Even before the discovery of the fast solar wind in the mid - 1970s, it was known that even the average solar wind could not be well explained by models in which electron heat conduction was the energy source and the electron pressure gradient was the principal accelerating force. The outward - propagating Alfven waves discovered around 1970 were thought for a while to provide the sought - after additional energy and momentum, but their wave pressure ultimately failed to explain the rapid acceleration of the fast wind close to the Sun in coronal holes. By the late 1970s, various in situ data were suggesting that protons and heavy ions were being heated and accelerated by the ion - cyclotron resonance far from the Sun. This notion was soon applied to the acceleration region in coronal holes close to the Sun. The models which resulted suggested that the fast wind could be driven mainly by the proton pressure gradient (which is mainly the mirror force if the anisotropy is large), and that the high temperatures and flow speeds of heavy ions could originate within a few solar radii of the coronal base; these models also emphasized the importance of treating the extended coronal heating and solar wind acceleration on an equal footing. By the mid 1990s, SOHO, especially the UVCS (Ultraviolet Coronagraph Spectrometer), provided remarkable data which have given great impetus to studies of the ion cyclotron resonance as the principal mechanism for heating the plasma in coronal holes, and ultimately driving the fast wind.
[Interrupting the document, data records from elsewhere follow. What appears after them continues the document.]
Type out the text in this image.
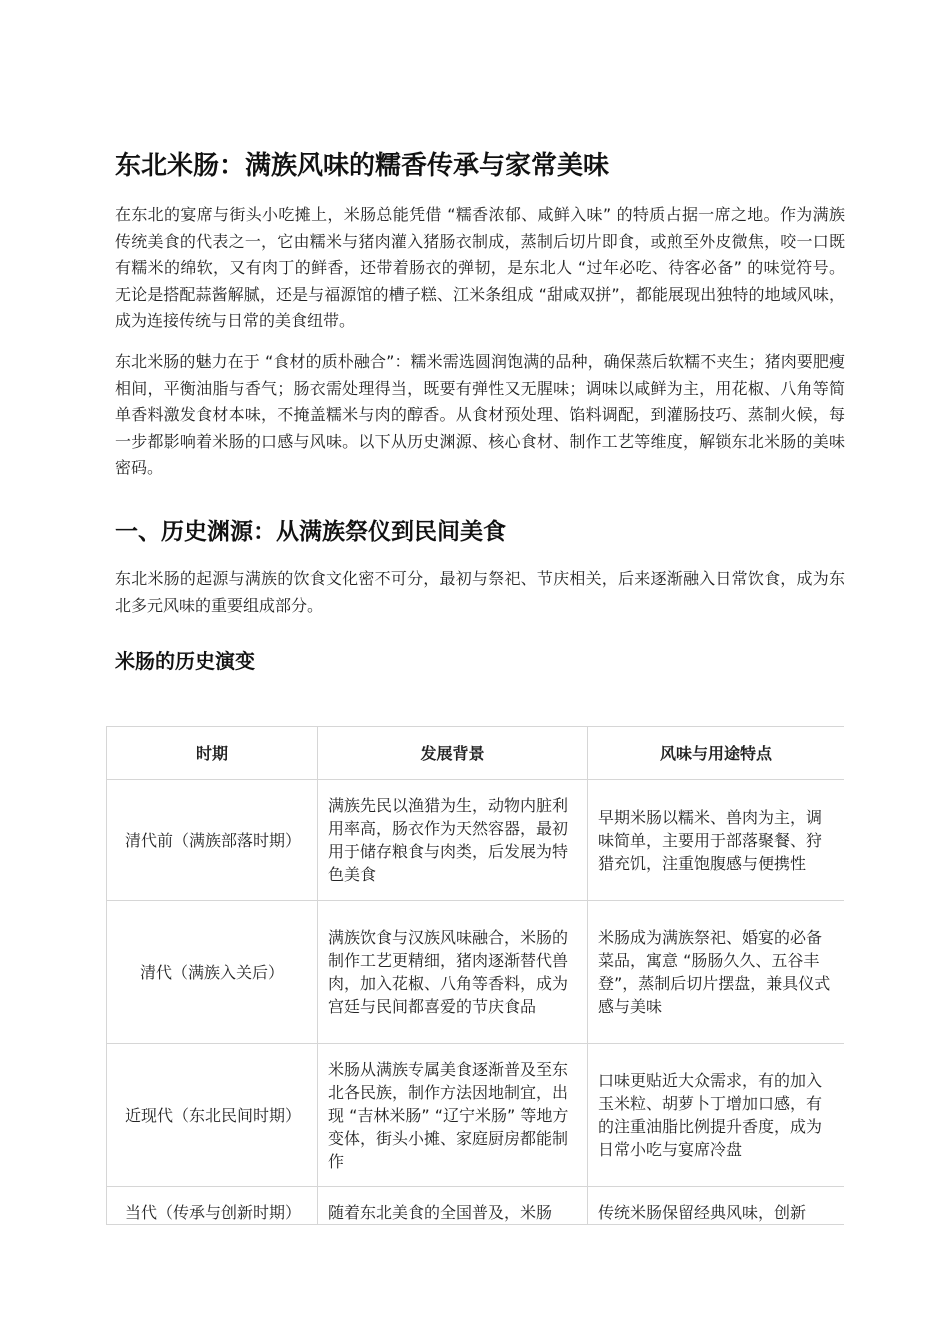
东北米肠：满族风味的糯香传承与家常美味

在东北的宴席与街头小吃摊上，米肠总能凭借 “糯香浓郁、咸鲜入味” 的特质占据一席之地。作为满族传统美食的代表之一，它由糯米与猪肉灌入猪肠衣制成，蒸制后切片即食，或煎至外皮微焦，咬一口既有糯米的绵软，又有肉丁的鲜香，还带着肠衣的弹韧，是东北人 “过年必吃、待客必备” 的味觉符号。无论是搭配蒜酱解腻，还是与福源馆的槽子糕、江米条组成 “甜咸双拼”，都能展现出独特的地域风味，成为连接传统与日常的美食纽带。

东北米肠的魅力在于 “食材的质朴融合”：糯米需选圆润饱满的品种，确保蒸后软糯不夹生；猪肉要肥瘦相间，平衡油脂与香气；肠衣需处理得当，既要有弹性又无腥味；调味以咸鲜为主，用花椒、八角等简单香料激发食材本味，不掩盖糯米与肉的醇香。从食材预处理、馅料调配，到灌肠技巧、蒸制火候，每一步都影响着米肠的口感与风味。以下从历史渊源、核心食材、制作工艺等维度，解锁东北米肠的美味密码。

一、历史渊源：从满族祭仪到民间美食

东北米肠的起源与满族的饮食文化密不可分，最初与祭祀、节庆相关，后来逐渐融入日常饮食，成为东北多元风味的重要组成部分。

米肠的历史演变
时期	发展背景	风味与用途特点
清代前（满族部落时期）	满族先民以渔猎为生，动物内脏利用率高，肠衣作为天然容器，最初用于储存粮食与肉类，后发展为特色美食	早期米肠以糯米、兽肉为主，调味简单，主要用于部落聚餐、狩猎充饥，注重饱腹感与便携性
清代（满族入关后）	满族饮食与汉族风味融合，米肠的制作工艺更精细，猪肉逐渐替代兽肉，加入花椒、八角等香料，成为宫廷与民间都喜爱的节庆食品	米肠成为满族祭祀、婚宴的必备菜品，寓意 “肠肠久久、五谷丰登”，蒸制后切片摆盘，兼具仪式感与美味
近现代（东北民间时期）	米肠从满族专属美食逐渐普及至东北各民族，制作方法因地制宜，出现 “吉林米肠” “辽宁米肠” 等地方变体，街头小摊、家庭厨房都能制作	口味更贴近大众需求，有的加入玉米粒、胡萝卜丁增加口感，有的注重油脂比例提升香度，成为日常小吃与宴席冷盘
当代（传承与创新时期）	随着东北美食的全国普及，米肠	传统米肠保留经典风味，创新
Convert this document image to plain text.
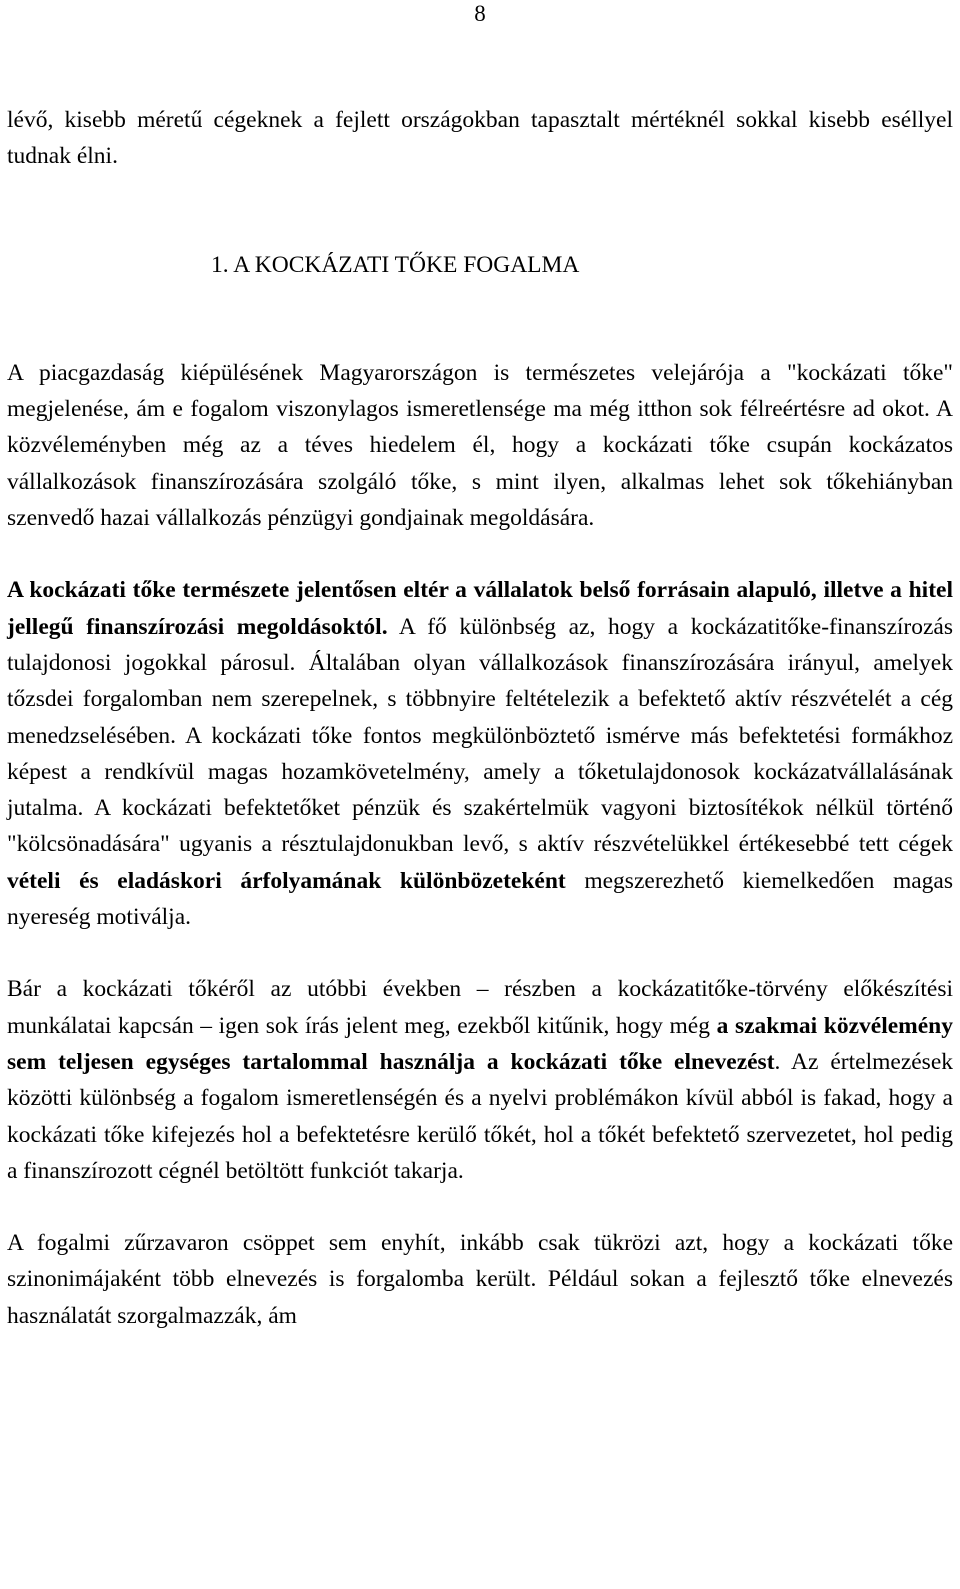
8

lévő, kisebb méretű cégeknek a fejlett országokban tapasztalt mértéknél sokkal kisebb eséllyel tudnak élni.

1. A KOCKÁZATI TŐKE FOGALMA

A piacgazdaság kiépülésének Magyarországon is természetes velejárója a "kockázati tőke" megjelenése, ám e fogalom viszonylagos ismeretlensége ma még itthon sok félreértésre ad okot. A közvéleményben még az a téves hiedelem él, hogy a kockázati tőke csupán kockázatos vállalkozások finanszírozására szolgáló tőke, s mint ilyen, alkalmas lehet sok tőkehiányban szenvedő hazai vállalkozás pénzügyi gondjainak megoldására.

A kockázati tőke természete jelentősen eltér a vállalatok belső forrásain alapuló, illetve a hitel jellegű finanszírozási megoldásoktól. A fő különbség az, hogy a kockázatitőke-finanszírozás tulajdonosi jogokkal párosul. Általában olyan vállalkozások finanszírozására irányul, amelyek tőzsdei forgalomban nem szerepelnek, s többnyire feltételezik a befektető aktív részvételét a cég menedzselésében. A kockázati tőke fontos megkülönböztető ismérve más befektetési formákhoz képest a rendkívül magas hozamkövetelmény, amely a tőketulajdonosok kockázatvállalásának jutalma. A kockázati befektetőket pénzük és szakértelmük vagyoni biztosítékok nélkül történő "kölcsönadására" ugyanis a résztulajdonukban levő, s aktív részvételükkel értékesebbé tett cégek vételi és eladáskori árfolyamának különbözeteként megszerezhető kiemelkedően magas nyereség motiválja.

Bár a kockázati tőkéről az utóbbi években – részben a kockázatitőke-törvény előkészítési munkálatai kapcsán – igen sok írás jelent meg, ezekből kitűnik, hogy még a szakmai közvélemény sem teljesen egységes tartalommal használja a kockázati tőke elnevezést. Az értelmezések közötti különbség a fogalom ismeretlenségén és a nyelvi problémákon kívül abból is fakad, hogy a kockázati tőke kifejezés hol a befektetésre kerülő tőkét, hol a tőkét befektető szervezetet, hol pedig a finanszírozott cégnél betöltött funkciót takarja.

A fogalmi zűrzavaron csöppet sem enyhít, inkább csak tükrözi azt, hogy a kockázati tőke szinonimájaként több elnevezés is forgalomba került. Például sokan a fejlesztő tőke elnevezés használatát szorgalmazzák, ám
We will discuss the basic ideas behind current research, emphasizing the particle kinetics. We will discuss remaining problems such as the source of the ion - cyclotron resonant waves (direct launching, turbulence, microinstabilities), problems concerning OVI and MgX, the roles of inward - propagating waves and instabilities, the importance of oblique propagation, and the electron heating. Some alternatives, such as shock heating and turbulence - driven magnetic reconnection, will also be reviewed.